Reinforcement learning of quantum circuit architectures for molecular potential energy curves
Maureen Krumtünger, Alissa Wilms, Paul K. Faehrmann, Jens Eisert, Jakob Kottmann, Paolo Andrea Erdman, Sumeet Khatri
TL;DR
This work tackles the scalability challenge of designing quantum circuit ansätze for molecular PECs by introducing a transferable reinforcement-learning framework that learns an $R$-dependent circuit $\,\hat{U}(R,\boldsymbol{\theta}(R))\,$ to prepare the ground state across bond lengths.
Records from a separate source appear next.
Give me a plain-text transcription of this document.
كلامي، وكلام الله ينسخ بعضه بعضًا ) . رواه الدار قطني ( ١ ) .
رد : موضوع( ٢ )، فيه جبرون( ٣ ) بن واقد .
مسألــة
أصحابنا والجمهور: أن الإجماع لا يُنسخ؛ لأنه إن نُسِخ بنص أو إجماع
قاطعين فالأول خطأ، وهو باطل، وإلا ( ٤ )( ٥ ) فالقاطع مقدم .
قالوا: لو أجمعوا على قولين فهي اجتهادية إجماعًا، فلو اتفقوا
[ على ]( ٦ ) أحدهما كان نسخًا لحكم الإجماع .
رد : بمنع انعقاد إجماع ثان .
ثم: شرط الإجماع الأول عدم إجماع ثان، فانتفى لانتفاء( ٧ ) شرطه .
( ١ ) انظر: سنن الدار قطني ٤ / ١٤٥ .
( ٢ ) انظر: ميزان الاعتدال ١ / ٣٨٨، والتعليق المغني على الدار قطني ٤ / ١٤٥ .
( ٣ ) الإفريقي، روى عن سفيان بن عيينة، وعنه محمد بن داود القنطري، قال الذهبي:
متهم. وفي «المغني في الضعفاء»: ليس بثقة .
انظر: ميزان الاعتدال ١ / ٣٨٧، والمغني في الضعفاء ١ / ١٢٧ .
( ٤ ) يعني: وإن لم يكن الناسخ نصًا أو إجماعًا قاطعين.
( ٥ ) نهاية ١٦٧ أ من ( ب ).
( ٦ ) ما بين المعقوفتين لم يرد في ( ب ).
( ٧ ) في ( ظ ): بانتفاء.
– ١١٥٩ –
Using a discrete-continuous Soft Actor-Critic (SAC) strategy, the agent learns both gate placements and continuous angles conditioned on bond distance $R$, enabling direct access to $E(R)$ and $|\psi(R)\rangle$ across the PEC. The approach yields chemically accurate energies for four- and six-qubit LiH and eight-qubit H$_4$, with shallow, interpretable circuits and substantial transferability across bond distances, offering a pathway toward generalizable quantum circuit design for larger molecular systems. While the framework remains challenging to scale due to the expansive action space and simulation-based training, it demonstrates meaningful transferability, interpretability, and potential for integration with existing greedy or fragment-based methods to improve future quantum chemistry workflows.
Abstract
Quantum chemistry and optimization are two of the most prominent applications of quantum computers. Variational quantum algorithms have been proposed for solving problems in these domains. However, the design of the quantum circuit ansatz remains a challenge. Of particular interest is developing a method to generate circuits for any given instance of a problem, not merely a circuit tailored to a specific instance of the problem. To this end, we present a reinforcement learning (RL) approach to learning a problem-dependent quantum circuit mapping, which outputs a circuit for the ground state of a Hamiltonian from a given family of parameterized Hamiltonians. For quantum chemistry, our RL framework takes as input a molecule and a discrete set of bond distances, and it outputs a bond-distance-dependent quantum circuit for arbitrary bond distances along the potential energy curve. The inherently non-greedy approach of our RL method contrasts with existing greedy approaches to adaptive, problem-tailored circuit constructions. We demonstrate its effectiveness for the four-qubit and six-qubit lithium hydride molecules, as well as an eight-qubit H$_4$ chain. Our learned circuits are interpretable in a physically meaningful manner, thus paving the way for applying RL to the development of novel quantum circuits for the ground states of large-scale molecular systems.